Leetcode #2940: Find Building Where Alice and Bob Can Meet
In this guide, we solve Leetcode #2940 Find Building Where Alice and Bob Can Meet in Python and focus on the core idea that makes the solution efficient.
You will see the intuition, the step-by-step method, and a clean Python implementation you can use in interviews.

Problem Statement
You are given a 0-indexed array heights of positive integers, where heights[i] represents the height of the ith building. If a person is in building i, they can move to any other building j if and only if i < j and heights[i] < heights[j].
Quick Facts
- Difficulty: Hard
- Premium: No
- Tags: Stack, Binary Indexed Tree, Segment Tree, Array, Binary Search, Monotonic Stack, Heap (Priority Queue)
Intuition
The problem structure suggests a monotonic decision, which makes binary search a natural fit.
By halving the search space each step, we reach the answer efficiently.
Approach
Search either directly on a sorted array or on the answer space using a check function.
Each check is fast, and the logarithmic search keeps the overall runtime low.
Steps:
- Define the search bounds.
- Check the mid point condition.
- Narrow the bounds until convergence.
Example
Input: heights = [6,4,8,5,2,7], queries = [[0,1],[0,3],[2,4],[3,4],[2,2]]
Output: [2,5,-1,5,2]
Explanation: In the first query, Alice and Bob can move to building 2 since heights[0] < heights[2] and heights[1] < heights[2].
In the second query, Alice and Bob can move to building 5 since heights[0] < heights[5] and heights[3] < heights[5].
In the third query, Alice cannot meet Bob since Alice cannot move to any other building.
In the fourth query, Alice and Bob can move to building 5 since heights[3] < heights[5] and heights[4] < heights[5].
In the fifth query, Alice and Bob are already in the same building.
For ans[i] != -1, It can be shown that ans[i] is the leftmost building where Alice and Bob can meet.

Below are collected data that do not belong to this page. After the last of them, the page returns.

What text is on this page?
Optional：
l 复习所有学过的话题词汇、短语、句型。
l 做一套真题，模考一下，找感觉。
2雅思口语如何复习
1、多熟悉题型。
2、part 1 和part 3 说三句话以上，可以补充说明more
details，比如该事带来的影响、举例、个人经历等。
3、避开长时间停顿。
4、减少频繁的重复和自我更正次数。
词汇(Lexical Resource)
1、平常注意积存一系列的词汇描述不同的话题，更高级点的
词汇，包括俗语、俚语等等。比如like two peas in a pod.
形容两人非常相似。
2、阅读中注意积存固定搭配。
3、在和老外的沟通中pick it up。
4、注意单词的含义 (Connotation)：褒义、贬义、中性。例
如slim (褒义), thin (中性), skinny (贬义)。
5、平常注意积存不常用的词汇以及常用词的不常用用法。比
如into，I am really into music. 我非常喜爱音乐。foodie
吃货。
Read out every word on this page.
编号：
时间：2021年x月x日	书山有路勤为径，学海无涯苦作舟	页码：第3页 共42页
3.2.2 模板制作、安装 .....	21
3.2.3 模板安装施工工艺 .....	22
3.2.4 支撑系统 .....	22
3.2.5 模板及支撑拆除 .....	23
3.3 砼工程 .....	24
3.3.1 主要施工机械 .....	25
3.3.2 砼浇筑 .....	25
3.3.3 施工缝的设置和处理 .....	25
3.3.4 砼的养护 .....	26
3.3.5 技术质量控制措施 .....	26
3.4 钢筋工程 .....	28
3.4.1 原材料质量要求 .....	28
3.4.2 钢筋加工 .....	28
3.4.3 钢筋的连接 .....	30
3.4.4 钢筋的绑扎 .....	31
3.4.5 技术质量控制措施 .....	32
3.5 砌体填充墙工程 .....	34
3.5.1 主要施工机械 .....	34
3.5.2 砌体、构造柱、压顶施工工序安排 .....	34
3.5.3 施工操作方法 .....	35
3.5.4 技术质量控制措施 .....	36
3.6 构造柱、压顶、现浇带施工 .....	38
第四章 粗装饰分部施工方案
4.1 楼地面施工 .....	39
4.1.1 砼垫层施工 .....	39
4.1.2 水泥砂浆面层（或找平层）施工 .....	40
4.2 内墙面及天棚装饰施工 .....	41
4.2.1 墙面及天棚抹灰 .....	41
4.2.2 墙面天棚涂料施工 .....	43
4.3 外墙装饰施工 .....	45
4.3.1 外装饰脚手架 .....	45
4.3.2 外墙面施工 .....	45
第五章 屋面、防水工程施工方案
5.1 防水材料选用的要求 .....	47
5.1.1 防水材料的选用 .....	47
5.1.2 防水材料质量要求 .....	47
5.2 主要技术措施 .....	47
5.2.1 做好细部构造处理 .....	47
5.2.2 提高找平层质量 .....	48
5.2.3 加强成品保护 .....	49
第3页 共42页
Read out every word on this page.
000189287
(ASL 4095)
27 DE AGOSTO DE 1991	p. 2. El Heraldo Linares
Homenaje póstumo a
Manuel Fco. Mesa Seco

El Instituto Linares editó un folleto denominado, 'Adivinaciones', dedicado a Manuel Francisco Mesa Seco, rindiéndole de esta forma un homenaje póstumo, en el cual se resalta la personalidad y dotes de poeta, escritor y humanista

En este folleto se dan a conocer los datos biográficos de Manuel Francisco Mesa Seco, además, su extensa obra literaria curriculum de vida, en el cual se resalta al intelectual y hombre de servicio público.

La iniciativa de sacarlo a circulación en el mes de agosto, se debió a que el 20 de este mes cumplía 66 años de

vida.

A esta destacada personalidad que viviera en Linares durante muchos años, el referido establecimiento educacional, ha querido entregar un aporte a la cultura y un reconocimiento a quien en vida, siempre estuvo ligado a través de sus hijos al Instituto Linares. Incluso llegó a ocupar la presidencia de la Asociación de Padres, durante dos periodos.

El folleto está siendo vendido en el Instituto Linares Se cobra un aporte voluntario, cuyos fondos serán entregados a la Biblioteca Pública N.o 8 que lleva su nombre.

For ans[i] == -1, It can be shown that there is no building where Alice and Bob can meet.
Python Solution
class BinaryIndexedTree:
__slots__ = ["n", "c"]
def __init__(self, n: int):
self.n = n
self.c = [inf] * (n + 1)
def update(self, x: int, v: int):
while x <= self.n:
self.c[x] = min(self.c[x], v)
x += x & -x
def query(self, x: int) -> int:
mi = inf
while x:
mi = min(mi, self.c[x])
x -= x & -x
return -1 if mi == inf else mi
class Solution:
def leftmostBuildingQueries(
self, heights: List[int], queries: List[List[int]]
) -> List[int]:
n, m = len(heights), len(queries)
for i in range(m):
queries[i] = [min(queries[i]), max(queries[i])]
j = n - 1
s = sorted(set(heights))
ans = [-1] * m
tree = BinaryIndexedTree(n)
for i in sorted(range(m), key=lambda i: -queries[i][1]):
l, r = queries[i]
while j > r:
k = n - bisect_left(s, heights[j]) + 1
tree.update(k, j)
j -= 1
if l == r or heights[l] < heights[r]:
ans[i] = r
else:
k = n - bisect_left(s, heights[l])
ans[i] = tree.query(k)
return ans
Complexity
The time complexity is , and the space complexity is . The space complexity is .
Edge Cases and Pitfalls
Watch for boundary values, empty inputs, and duplicate values where applicable. If the problem involves ordering or constraints, confirm the invariant is preserved at every step.
Summary
This Python solution focuses on the essential structure of the problem and keeps the implementation interview-friendly while meeting the constraints.